Wednesday, March 31, 2010

Ch-Ch-Ch-Changes

Change is good. Change is bad. And sometimes change is just change. Why do they change things when they seem to be working perfectly well? For example, Craigslist. You used to be able to access different neighborhoods easily if by chance you were looking at real estate. Now they have changed the format and it switches randomly when you least expect it. You might be looking for “apartments to rent” in Napa and then switch to “rooms to share” and it takes you to Mill Valley or some other neighborhood that you have no interest in. No rhyme or reason. It worked like a charm just days ago. It happened yesterday when I went to sign on to my Vanguard account. Totally new home page, where or where do I sign in? It worked beautifully last time I checked.  I don’t get it.

That is bad change.

I’m wondering about all of the changes I have been going through lately. With each resume I send off to cyberspace that gets rejected, with each house that gets rented to the person who saw it right before me, with each botched relationship, there is always that mantra playing; “it must not have been meant to be” – I don’t know if I believe that anymore. Maybe it is simply bad timing. Just missed opportunities. Or is it nothing more than bad decisions, miscalculated choices. If everything was “meant to be” would there really be so many tragic endings, so much sadness, so much regret? Maybe our “just meant to be’s” really are a matter of wrong time, wrong place, not enough effort, lazily assuming that things work out the way they are supposed to work out, too much letting things flow. Not meant to be is very much like religion or placing blame on our parents, or ex-spouses, or. . . another way to feel justified and alleviate any fear or responsibility for what happens to us in this lifetime. It is giving our power away. I wasn’t meant to get that job, that house, make that relationship work, it just wasn’t meant to be. It mitigates blame. It requires very little of us.

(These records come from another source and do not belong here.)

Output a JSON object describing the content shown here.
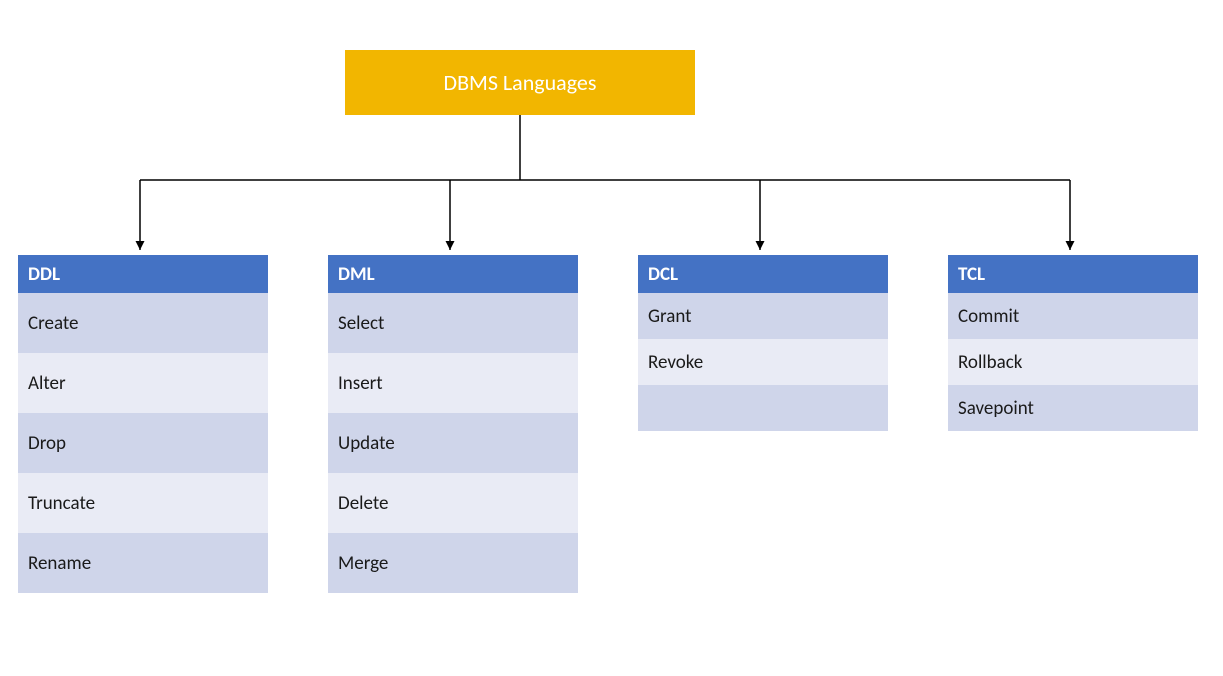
{
  "root": {
    "label": "DBMS Languages"
  },
  "columns": [
    {
      "header": "DDL",
      "items": [
        "Create",
        "Alter",
        "Drop",
        "Truncate",
        "Rename"
      ],
      "big": true,
      "pad": 0
    },
    {
      "header": "DML",
      "items": [
        "Select",
        "Insert",
        "Update",
        "Delete",
        "Merge"
      ],
      "big": true,
      "pad": 0
    },
    {
      "header": "DCL",
      "items": [
        "Grant",
        "Revoke"
      ],
      "big": false,
      "pad": 1
    },
    {
      "header": "TCL",
      "items": [
        "Commit",
        "Rollback",
        "Savepoint"
      ],
      "big": false,
      "pad": 0
    }
  ],
  "colors": {
    "root_bg": "#F2B600",
    "header_bg": "#4472C4",
    "row_a": "#CFD5EA",
    "row_b": "#E9EBF5"
  }
}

I know very little for sure at this point in time. But I have to believe that I have more control over what happens to me if I exert the energy, the focus and the intention required. Stay optimistic, believe in myself and trust that I have a little more input in regards to the outcome of my life (or lifestyle) than we sometimes want to believe. We have free-will. We just need to exercise it.

I do know for sure something that is meant to be. Chinese Food tonight. I’m going to go get some fried rice, eat it right out of the take-out carton with the red imperial pagoda against that waxy white background.

Fumble with my chop sticks (eventually get a fork) and watch TV – just like you see other people do on TV. Except the girl on TV (picture Sex in the City here) is usually living in a chic urban loft in Manhattan or Chelsea, traipsing around in an oversized white "boyfriend shirt," with her legs bronzed and freshly shaven. Not in some messy bedroom in Napa, in mismatched flannel pj bottoms and a torn oversized plaid flannel shirt, the room in disarray due to the half filled moving boxes, open suitcases and stacks of paperwork and paperbacks. Plus, my legs are looking like those "save the trees" girls in the movie, Without a Paddle. Really, it is that ridiculous! I know, not a pretty visual. But I can't find the razor in all this mess.

So for now I guess I will hold on to that "you are exactly where you are meant to be" mentality and go with it a little longer. It feels better. I won't question these decisions made over the past two months. But soon  I need to make smart choices, take a little more time with them, and know that perhaps if things don't work out the way I had hoped or planned, maybe I just didn't have the patience or put in the necessary effort, and I will take full responsibility and not blame it on the "Gods."